O MPE rejeitou o argumento relacionado à autorização para o uso do sobrenome. Segundo a manifestação, o problema não é a ausência de consentimento do titular do sobrenome, mas o “risco objetivo de confusão do eleitorado”, que permaneceria mesmo diante de eventual autorização particular.

O procurador também afirmou que o potencial de vantagem eleitoral por associação, chamado de “efeito carona”, e a dúvida sobre a identidade do candidato independem da existência de outro concorrente ao mesmo cargo usando o sobrenome Bolsonaro em Roraima.

Sobre o argumento de que o sobrenome já havia sido autorizado em eleições anteriores, o MPE citou entendimento do Tribunal Superior Eleitoral (TSE) segundo o qual as condições de elegibilidade são analisadas em cada pleito. De acordo com a manifestação, decisões tomadas em eleições anteriores não geram direito adquirido, coisa julgada ou expectativa legítima para disputas futuras.

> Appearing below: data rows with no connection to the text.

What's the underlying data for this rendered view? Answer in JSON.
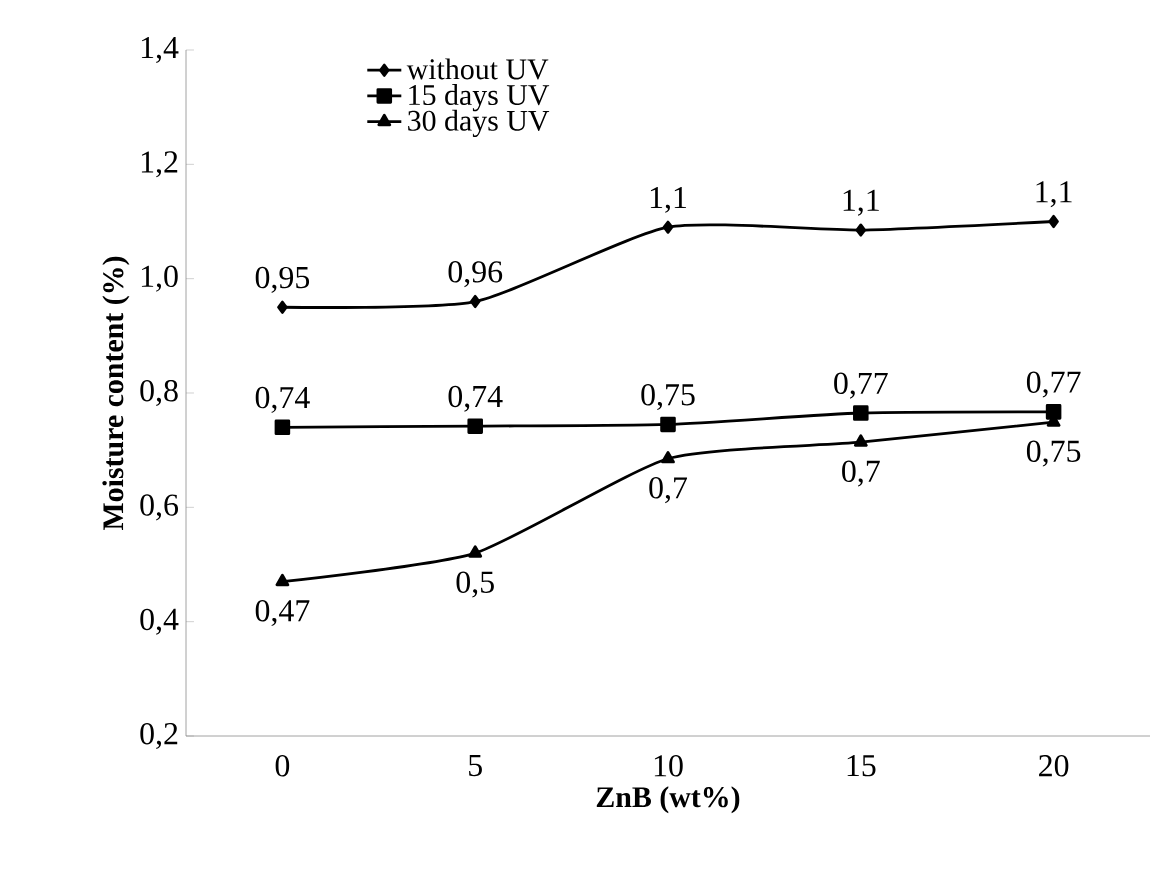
{
  "chart_data": {
    "type": "line",
    "xlabel": "ZnB (wt%)",
    "ylabel": "Moisture content (%)",
    "categories": [
      "0",
      "5",
      "10",
      "15",
      "20"
    ],
    "series": [
      {
        "name": "without UV",
        "color": "#000000",
        "marker": "diamond",
        "values": [
          0.95,
          0.96,
          1.09,
          1.085,
          1.1
        ],
        "value_labels": [
          "0,95",
          "0,96",
          "1,1",
          "1,1",
          "1,1"
        ]
      },
      {
        "name": "15 days UV",
        "color": "#000000",
        "marker": "square",
        "values": [
          0.74,
          0.742,
          0.745,
          0.765,
          0.767
        ],
        "value_labels": [
          "0,74",
          "0,74",
          "0,75",
          "0,77",
          "0,77"
        ]
      },
      {
        "name": "30 days UV",
        "color": "#000000",
        "marker": "triangle",
        "values": [
          0.47,
          0.52,
          0.685,
          0.714,
          0.749
        ],
        "value_labels": [
          "0,47",
          "0,5",
          "0,7",
          "0,7",
          "0,75"
        ]
      }
    ],
    "ylim": [
      0.2,
      1.4
    ],
    "yticks": [
      {
        "value": 0.2,
        "label": "0,2"
      },
      {
        "value": 0.4,
        "label": "0,4"
      },
      {
        "value": 0.6,
        "label": "0,6"
      },
      {
        "value": 0.8,
        "label": "0,8"
      },
      {
        "value": 1.0,
        "label": "1,0"
      },
      {
        "value": 1.2,
        "label": "1,2"
      },
      {
        "value": 1.4,
        "label": "1,4"
      }
    ],
    "grid": false,
    "legend": "top left",
    "line_style": "solid"
  }
}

A manifestação também afirma que o nome pretendido pode induzir o eleitor a erro quanto à identidade do candidato e associá-lo a uma figura política conhecida nacionalmente.

O MPE sustentou que a identificação política deve decorrer da trajetória e atuação do próprio candidato, e não da utilização do sobrenome de terceiro, especialmente quando esse terceiro também concorre, no mesmo pleito, a um cargo majoritário de alcance nacional.